St Benet's was the last constituent body of the University of Oxford admitting men alone to read for undergraduate and graduate degrees. It was also the last single-sex college or hall in the University after St Hilda's College, the last all-women's college in Oxford, admitted men in 2008. In November 2013, the hall formally announced its intention to admit women graduate students within one year and women undergraduates as soon as additional housing facilities were obtained. Women were admitted as graduate students in October 2014 and as undergraduates in October 2016. Thus, 2016 is the year that all constituent colleges and halls of the University became fully co-educational. The University of Cambridge still has three constituent colleges for women only.
The 2007 review of the PPHs conducted by the university concluded that St Benet's had a "good sense of its place within the collegiate University" and drew attention to the "commitment and care" of the hall's academic staff. In May 2013, the Student Barometer survey results showed that St Benet's Hall has the highest overall student satisfaction score out of the 44 constituent colleges and permanent private halls of the University.
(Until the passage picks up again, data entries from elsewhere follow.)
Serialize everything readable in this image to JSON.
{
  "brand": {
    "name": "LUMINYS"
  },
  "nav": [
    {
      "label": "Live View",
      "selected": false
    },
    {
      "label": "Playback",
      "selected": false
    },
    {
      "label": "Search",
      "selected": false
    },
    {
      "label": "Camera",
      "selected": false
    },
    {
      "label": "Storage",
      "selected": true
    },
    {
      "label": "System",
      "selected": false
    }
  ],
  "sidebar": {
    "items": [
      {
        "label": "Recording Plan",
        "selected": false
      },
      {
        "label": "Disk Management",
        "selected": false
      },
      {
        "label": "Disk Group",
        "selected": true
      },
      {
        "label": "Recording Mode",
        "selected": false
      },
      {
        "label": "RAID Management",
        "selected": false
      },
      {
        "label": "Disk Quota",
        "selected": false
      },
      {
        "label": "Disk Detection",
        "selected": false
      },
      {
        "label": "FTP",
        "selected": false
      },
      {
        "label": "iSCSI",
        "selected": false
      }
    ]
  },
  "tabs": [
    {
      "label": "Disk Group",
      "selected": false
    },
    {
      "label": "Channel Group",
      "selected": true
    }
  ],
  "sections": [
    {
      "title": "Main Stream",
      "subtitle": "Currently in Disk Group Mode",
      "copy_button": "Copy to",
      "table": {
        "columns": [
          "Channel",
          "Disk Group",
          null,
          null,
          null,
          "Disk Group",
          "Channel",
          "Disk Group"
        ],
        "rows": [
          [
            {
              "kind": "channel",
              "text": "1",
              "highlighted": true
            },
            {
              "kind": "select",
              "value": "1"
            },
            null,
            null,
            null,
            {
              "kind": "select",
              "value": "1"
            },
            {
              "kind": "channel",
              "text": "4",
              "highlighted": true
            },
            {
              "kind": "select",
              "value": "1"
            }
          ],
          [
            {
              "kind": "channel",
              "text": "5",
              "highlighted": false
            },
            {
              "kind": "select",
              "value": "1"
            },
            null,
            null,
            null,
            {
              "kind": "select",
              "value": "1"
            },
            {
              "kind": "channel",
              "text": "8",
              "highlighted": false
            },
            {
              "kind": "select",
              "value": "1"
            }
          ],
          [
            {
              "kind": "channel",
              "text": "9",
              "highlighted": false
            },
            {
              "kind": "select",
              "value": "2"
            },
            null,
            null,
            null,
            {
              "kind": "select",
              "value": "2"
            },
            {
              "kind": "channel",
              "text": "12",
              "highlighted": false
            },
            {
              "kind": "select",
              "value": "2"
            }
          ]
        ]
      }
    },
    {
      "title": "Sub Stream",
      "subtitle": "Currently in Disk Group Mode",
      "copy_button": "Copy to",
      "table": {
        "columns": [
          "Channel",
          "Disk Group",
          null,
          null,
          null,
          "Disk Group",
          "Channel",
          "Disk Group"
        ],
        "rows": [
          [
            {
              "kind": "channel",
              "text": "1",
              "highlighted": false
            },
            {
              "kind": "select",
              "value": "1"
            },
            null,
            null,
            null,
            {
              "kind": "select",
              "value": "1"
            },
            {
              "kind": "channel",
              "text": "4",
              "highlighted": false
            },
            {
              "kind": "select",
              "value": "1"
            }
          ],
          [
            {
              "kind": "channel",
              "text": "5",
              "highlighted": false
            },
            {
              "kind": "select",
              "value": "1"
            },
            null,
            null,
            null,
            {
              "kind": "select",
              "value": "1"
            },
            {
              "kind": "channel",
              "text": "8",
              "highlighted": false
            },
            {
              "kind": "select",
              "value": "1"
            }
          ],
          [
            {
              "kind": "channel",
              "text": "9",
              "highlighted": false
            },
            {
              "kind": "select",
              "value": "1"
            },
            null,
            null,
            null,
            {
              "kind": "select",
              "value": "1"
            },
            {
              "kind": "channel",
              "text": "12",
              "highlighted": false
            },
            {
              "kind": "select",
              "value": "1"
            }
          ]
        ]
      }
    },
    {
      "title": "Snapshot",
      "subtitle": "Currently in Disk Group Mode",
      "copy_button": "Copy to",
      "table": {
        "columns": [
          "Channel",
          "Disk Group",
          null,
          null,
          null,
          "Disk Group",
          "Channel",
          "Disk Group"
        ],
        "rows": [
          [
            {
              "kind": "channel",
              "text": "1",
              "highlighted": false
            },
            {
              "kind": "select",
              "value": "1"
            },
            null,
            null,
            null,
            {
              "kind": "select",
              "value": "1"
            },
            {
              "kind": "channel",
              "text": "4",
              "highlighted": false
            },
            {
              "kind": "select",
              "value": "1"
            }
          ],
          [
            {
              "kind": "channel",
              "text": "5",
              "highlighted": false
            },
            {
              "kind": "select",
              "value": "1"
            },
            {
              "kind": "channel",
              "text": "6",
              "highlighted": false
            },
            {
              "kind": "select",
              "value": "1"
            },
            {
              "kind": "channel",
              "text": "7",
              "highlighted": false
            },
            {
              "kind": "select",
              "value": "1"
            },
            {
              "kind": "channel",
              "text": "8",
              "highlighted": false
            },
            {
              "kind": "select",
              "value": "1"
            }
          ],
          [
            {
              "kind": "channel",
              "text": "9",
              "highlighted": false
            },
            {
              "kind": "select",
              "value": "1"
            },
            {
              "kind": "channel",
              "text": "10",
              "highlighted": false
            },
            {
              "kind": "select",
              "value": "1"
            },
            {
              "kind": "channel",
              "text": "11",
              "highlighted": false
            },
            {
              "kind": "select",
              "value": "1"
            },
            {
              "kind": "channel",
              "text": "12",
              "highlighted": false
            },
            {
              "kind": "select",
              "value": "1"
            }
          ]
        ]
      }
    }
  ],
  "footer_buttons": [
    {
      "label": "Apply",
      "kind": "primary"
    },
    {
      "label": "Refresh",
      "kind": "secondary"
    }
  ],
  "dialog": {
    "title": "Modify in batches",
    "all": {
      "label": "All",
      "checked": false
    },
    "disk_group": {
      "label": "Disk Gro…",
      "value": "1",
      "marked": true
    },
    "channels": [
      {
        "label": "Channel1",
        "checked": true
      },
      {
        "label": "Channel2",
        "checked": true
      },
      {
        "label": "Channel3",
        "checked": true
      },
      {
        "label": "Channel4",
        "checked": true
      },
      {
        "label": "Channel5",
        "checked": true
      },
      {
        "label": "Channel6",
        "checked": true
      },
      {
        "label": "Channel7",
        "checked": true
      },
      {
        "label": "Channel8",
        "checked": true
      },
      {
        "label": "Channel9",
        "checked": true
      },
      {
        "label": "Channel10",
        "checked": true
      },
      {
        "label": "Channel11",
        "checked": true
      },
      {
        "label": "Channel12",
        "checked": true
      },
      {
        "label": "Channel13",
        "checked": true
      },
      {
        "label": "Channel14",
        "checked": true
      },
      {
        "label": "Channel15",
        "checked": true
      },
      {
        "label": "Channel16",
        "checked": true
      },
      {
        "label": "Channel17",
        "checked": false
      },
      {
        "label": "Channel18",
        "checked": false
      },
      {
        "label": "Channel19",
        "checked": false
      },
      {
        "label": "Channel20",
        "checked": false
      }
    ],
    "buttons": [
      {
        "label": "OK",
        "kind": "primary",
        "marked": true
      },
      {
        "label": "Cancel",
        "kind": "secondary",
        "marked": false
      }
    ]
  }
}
Its principal building is located at the northern end of St Giles' on its western side, close to the junction with , Oxford.
Benedictine monks had studied and taught at Oxford since at least 1281 when Gloucester Abbey founded Gloucester College. The area today known as Gloucester Green was named after this college. In 1291, Durham Abbey founded Durham College, and in 1362 Christ Church Priory in Canterbury founded Canterbury College. All three Benedictine colleges were closed between 1536 and 1545 during the Dissolution of the Monasteries under Henry VIII. Gloucester College was eventually re-founded as Worcester College. Durham College was re-founded as Trinity College. The original college's name is preserved in Trinity's Durham Quadrangle. Canterbury College's property was acquired by Christ Church. Until the establishment of St Benet's Hall in 1897, the Benedictines had been absent from the University for over 350 years.